Anyway, this brings me to the point in hand. The model railway that has been known as "The layout in a box" needs a name. I wanted to include "Melbridge" in it and since "The Melbridge Box Company" already exists, more imagination was required.

True to form, this failed me so a message was posted on the DOGA e-mail forum and resulted in a number of suggestions within a day:
  • Melbridge Sidings
  • Melbridge Wharf Shed, since railways & canals kind of lived together
  • Melbridge 38E, or whatever shed code you fancy
  • Melbridge Depot
  • Melbridge Loco
  • Melbridge Croft, meaning waste ground in some local usages
  • Melbridge East
  • Melbridge engineering
  • Melbridge brewing co.
  • Melbridge End
  • Little Melbridge
  • Lower Melbridge
  • Melbridge Goods
All of these are good and will be kept in mind for future projects, but the one I've gone for was almost the first out of the blocks.
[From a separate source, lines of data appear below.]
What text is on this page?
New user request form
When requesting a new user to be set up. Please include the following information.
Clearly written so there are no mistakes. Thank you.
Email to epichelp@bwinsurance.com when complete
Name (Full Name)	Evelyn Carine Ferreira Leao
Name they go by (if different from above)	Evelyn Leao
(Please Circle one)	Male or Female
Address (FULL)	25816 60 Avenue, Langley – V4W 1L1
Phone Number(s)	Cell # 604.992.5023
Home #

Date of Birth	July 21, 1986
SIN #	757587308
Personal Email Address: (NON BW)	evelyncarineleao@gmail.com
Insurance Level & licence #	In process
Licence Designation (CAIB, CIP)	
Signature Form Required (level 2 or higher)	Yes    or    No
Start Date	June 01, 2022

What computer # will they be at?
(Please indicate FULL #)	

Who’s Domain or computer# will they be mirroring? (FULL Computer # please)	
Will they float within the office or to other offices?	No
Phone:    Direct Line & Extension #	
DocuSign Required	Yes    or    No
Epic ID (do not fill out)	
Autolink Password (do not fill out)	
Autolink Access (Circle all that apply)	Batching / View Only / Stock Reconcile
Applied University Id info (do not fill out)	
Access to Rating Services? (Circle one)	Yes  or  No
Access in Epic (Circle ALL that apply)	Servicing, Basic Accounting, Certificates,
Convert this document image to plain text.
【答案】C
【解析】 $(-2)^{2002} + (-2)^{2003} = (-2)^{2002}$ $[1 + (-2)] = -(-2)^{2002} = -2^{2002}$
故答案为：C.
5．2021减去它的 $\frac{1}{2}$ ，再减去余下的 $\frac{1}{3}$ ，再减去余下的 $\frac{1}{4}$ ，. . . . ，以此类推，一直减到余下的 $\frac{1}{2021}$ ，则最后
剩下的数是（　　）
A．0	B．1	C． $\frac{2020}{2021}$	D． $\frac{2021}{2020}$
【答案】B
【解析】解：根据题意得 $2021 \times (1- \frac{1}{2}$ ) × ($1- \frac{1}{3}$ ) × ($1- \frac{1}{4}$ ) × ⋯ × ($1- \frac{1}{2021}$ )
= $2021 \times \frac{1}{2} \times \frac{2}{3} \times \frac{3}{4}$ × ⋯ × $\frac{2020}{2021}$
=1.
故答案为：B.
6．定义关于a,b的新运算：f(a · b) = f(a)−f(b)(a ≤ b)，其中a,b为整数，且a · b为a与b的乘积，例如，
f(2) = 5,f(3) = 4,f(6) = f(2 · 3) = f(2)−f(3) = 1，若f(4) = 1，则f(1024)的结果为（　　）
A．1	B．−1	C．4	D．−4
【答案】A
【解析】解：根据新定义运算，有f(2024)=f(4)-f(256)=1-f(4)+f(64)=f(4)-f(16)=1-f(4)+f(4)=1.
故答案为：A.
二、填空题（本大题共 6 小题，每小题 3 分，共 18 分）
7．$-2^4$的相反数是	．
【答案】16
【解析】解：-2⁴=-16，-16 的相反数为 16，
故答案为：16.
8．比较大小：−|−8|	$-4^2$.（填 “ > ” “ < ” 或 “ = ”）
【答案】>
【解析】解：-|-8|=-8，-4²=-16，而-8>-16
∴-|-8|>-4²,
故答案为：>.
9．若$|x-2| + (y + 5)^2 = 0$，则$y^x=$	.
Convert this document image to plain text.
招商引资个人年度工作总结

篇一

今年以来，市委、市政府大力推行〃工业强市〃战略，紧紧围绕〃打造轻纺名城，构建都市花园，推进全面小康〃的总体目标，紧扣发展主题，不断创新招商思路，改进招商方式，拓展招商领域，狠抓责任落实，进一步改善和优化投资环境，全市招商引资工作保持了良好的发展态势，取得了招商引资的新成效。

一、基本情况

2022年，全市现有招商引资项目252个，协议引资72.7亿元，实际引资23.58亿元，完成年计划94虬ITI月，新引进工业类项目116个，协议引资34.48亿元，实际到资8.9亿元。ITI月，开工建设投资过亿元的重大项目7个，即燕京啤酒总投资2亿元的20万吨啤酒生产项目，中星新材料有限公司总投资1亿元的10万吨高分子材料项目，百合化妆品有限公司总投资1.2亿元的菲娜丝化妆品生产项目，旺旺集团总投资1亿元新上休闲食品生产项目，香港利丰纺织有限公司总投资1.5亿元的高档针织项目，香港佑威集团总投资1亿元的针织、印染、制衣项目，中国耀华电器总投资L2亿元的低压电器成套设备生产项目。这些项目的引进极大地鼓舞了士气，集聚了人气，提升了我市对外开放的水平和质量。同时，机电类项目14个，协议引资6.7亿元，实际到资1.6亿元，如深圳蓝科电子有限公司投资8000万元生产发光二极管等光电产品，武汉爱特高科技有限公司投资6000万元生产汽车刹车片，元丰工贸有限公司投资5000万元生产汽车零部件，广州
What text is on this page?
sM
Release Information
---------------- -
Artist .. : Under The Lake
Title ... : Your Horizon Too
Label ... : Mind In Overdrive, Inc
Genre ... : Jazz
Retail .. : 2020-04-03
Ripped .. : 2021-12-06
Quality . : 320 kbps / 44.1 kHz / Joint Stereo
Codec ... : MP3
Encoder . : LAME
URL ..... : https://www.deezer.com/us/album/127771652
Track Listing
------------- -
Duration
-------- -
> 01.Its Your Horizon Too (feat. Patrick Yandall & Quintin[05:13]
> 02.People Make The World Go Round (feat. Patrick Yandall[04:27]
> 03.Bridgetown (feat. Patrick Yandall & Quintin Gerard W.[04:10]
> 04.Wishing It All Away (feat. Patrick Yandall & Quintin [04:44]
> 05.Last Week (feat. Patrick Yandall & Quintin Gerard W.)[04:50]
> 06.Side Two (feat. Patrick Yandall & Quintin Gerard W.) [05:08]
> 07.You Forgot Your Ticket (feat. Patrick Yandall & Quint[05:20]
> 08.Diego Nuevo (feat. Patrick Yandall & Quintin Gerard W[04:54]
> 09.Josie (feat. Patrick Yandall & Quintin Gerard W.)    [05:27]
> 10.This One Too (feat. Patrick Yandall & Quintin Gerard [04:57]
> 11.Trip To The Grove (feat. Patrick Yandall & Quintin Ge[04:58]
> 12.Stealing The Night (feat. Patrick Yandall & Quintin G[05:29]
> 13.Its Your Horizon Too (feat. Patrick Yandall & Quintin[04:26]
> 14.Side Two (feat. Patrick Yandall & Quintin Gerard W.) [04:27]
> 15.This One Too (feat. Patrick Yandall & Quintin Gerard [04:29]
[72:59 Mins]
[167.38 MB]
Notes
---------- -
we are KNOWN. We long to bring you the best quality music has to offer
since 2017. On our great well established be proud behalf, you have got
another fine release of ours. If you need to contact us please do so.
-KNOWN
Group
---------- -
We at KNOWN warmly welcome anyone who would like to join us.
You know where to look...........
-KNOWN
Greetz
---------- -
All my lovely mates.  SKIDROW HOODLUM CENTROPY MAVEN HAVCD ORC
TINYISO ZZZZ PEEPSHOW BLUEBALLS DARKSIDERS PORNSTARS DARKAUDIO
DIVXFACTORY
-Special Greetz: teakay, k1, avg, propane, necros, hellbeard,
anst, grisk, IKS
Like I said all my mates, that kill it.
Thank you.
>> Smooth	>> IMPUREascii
Tony Newton suggested and then retracted it as he felt the name was too rural for the model I'd produced. I liked the irony of the idea and that a quick search online threw up one similar location that definitely wasn't rural. So, ladies and gentlemen, I bring you:

Melbridge Parva

Layout in its box

2 comments:

Anonymous said...

this is a great piece of modeling and genius idea for storage.

Q: how do you slide it out of the box without the edges getting damaged?

thanks

Phil Parker said...

Thanks for the compliments!

The tall green building has a plywood core and so is strong enough to grip for me to lift in and out of the box. Fortunatly, the layout is also very light so it's all been OK so far.